In other news, I’m even considering signing up for some competitions. My running endurance sucks but hopefully running isn’t a major thing in anything upcoming. One of my boxmates, Mel, suggested one but we found it had PULL UPs, so instead of just finally buckling down and working on PULL UPs we passed! LOL, such beasts we are! In all reality I need to make that a goal but for now I just wanna compete. So there are a few events in the near future and I’m hoping to throw myself out there. It’s been a year since the last time I competed. It should be fun, no, I know it will be fun. My blogging friend over at Wine to Weightlifting had a great post: 8 Reasons You Should Compete in a Crossfit Competition. Since I have already competed, I KNOW why I should do it again.

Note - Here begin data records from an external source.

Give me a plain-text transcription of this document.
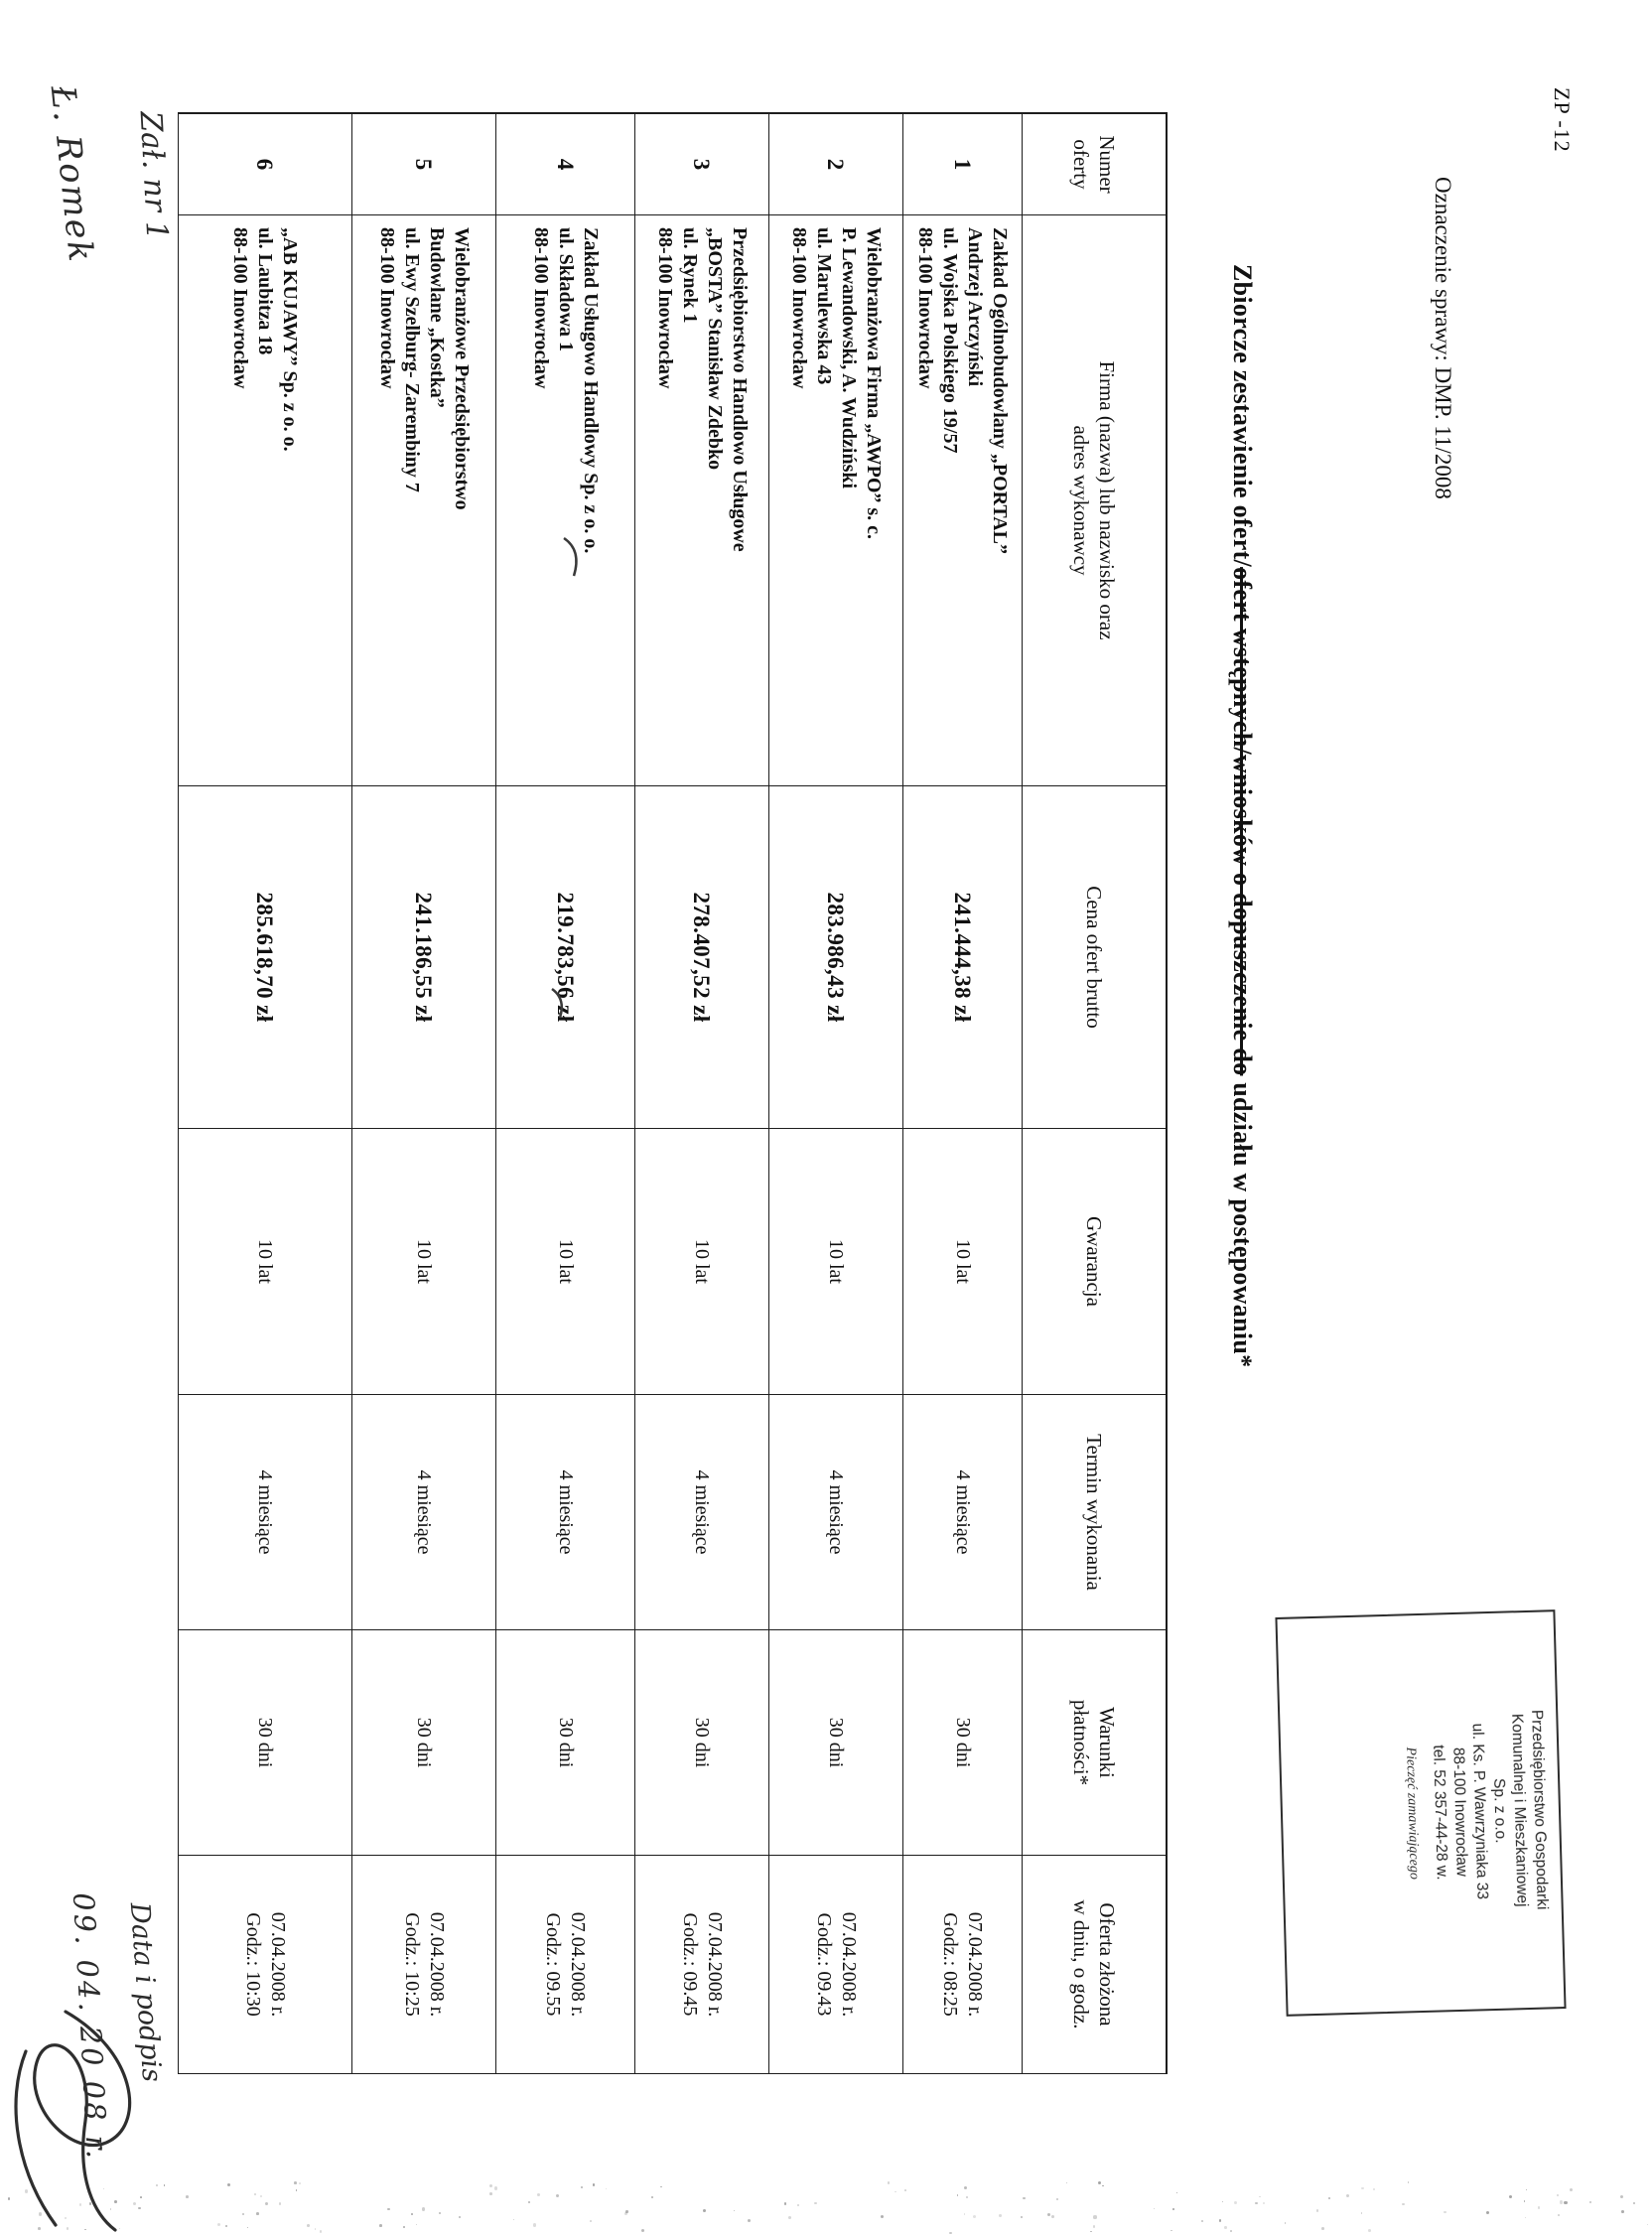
ZP -12
Oznaczenie sprawy: DMP. 11/2008
Zbiorcze zestawienie ofert/ofert wstępnych/wniosków o dopuszczenie do udziału w postępowaniu*
Przedsiębiorstwo Gospodarki
Komunalnej i Mieszkaniowej
Sp. z o.o.
ul. Ks. P. Wawrzyniaka 33
88-100 Inowrocław
tel. 52 357-44-28 w.
Pieczęć zamawiającego
Numer
oferty
Firma (nazwa) lub nazwisko oraz
adres wykonawcy
Cena ofert brutto
Gwarancja
Termin wykonania
Warunki
płatności*
Oferta złożona
w dniu, o godz.
1
Zakład Ogólnobudowlany „PORTAL”
Andrzej Arczyński
ul. Wojska Polskiego 19/57
88-100 Inowrocław
241.444,38 zł
10 lat
4 miesiące
30 dni
07.04.2008 r.
Godz.: 08:25
2
Wielobranżowa Firma „AWPO” s. c.
P. Lewandowski, A. Wudziński
ul. Marulewska 43
88-100 Inowrocław
283.986,43 zł
10 lat
4 miesiące
30 dni
07.04.2008 r.
Godz.: 09.43
3
Przedsiębiorstwo Handlowo Usługowe
„BOSTA” Stanisław Zdebko
ul. Rynek 1
88-100 Inowrocław
278.407,52 zł
10 lat
4 miesiące
30 dni
07.04.2008 r.
Godz.: 09.45
4
Zakład Usługowo Handlowy Sp. z o. o.
ul. Składowa 1
88-100 Inowrocław
219.783,56 zł
10 lat
4 miesiące
30 dni
07.04.2008 r.
Godz.: 09.55
5
Wielobranżowe Przedsiębiorstwo
Budowlane „Kostka”
ul. Ewy Szelburg- Zarembiny 7
88-100 Inowrocław
241.186,55 zł
10 lat
4 miesiące
30 dni
07.04.2008 r.
Godz.: 10:25
6
„AB KUJAWY” Sp. z o. o.
ul. Laubitza 18
88-100 Inowrocław
285.618,70 zł
10 lat
4 miesiące
30 dni
07.04.2008 r.
Godz.: 10:30
Zał. nr 1
Ł. Romek
Data i podpis
09. 04. 20 08 r.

But it reinspired me to actually want to do it!
And to finalize my random thoughts for today, My WOD yesterday, I KILLED IT! YAAAAA! It wasn’t like I was #1 on the board or anything but I was at least up there and with an RX!
TABATA Row (the goal is 1000m)
I’ve done TABATA a lot of things, but never a ROW! Should be fun. And I did find some fun in it. I’m not a good rower. But unlike running, I want to be a better rower. I do! I find some peace in it, maybe the same kind of peace that runners find in running. And I just want to be good at it. So I’m trying and I’m finding I am getting a lil better. Not leaps and bounds better, but I’m figuring out a rhythm for my OOMPA LOOMPA self. I didn’t get 1000m but I got 784. So I wasn’t horrible but I really wanted 1000m!
MetCon: 4 rounds of a 3 min AMRAP of 24 DU (mod is 12 Burpees) and 6 OHS (95,65) rest 1 min between rounds
Super Powers Activate! Double Unders. Yup, my super power. That’s the one thing I do at the box where a good chunk of folks are impressed. And I’m not SUPER GREAT at them. There are folks far more superior in our box and out of our box. But for where I stand in the world of CrossFit I’m at a good place. I want to share my super power but it’s definitely something you have to figure out on your own.
FOUR – 3 minute AMRAPS. I wasn’t sure how that was going to play out. 3 minutes isn’t a long time but it’s long enough to get work in. I just wasn’t sure where I would fall in. I was determined to go RX on Overhead Sqauts. The weight wasn’t super heavy but I figured between that and DUs my shoulders were going to fade fast. Plus Coach wanted us to do the OHS UNBROKEN so I had to will myself to stay strong. And it worked. After each set of DUs, I took a little bit of a pause so I could catch my breath, then I’d get right to it. I wasn’t popping up and down like an Elite athlete but I was getting the work done. Slow and steady. It felt like all of my first reps were wonky but once I got set, the rest of the reps were more stable. I had a mean face on. See pic below. I’m just in the background but it’s a look of determination and focus.
I wasn’t going to FAIL. I’m pretty sure I’d be scared of me if I saw me! This wasn’t a walk in the park for me but for once I wasn’t doubting myself or wanting to quit. Final: 9round + 4 DUs
So there you have it! TWO days in a row of blogging. Is this my comeback back to back post? Eh, I don’t know about that. But like I said, I’m feeling better again and that’s always a good thing FOR EVERYONE around! I tried not to be too long winded in my randomness. And as I typed away I started losing some of the floating thoughts. Probably a good thing for today. I hope everyone is having a Happy Hump Day! Go out and share your AWESOMENESS!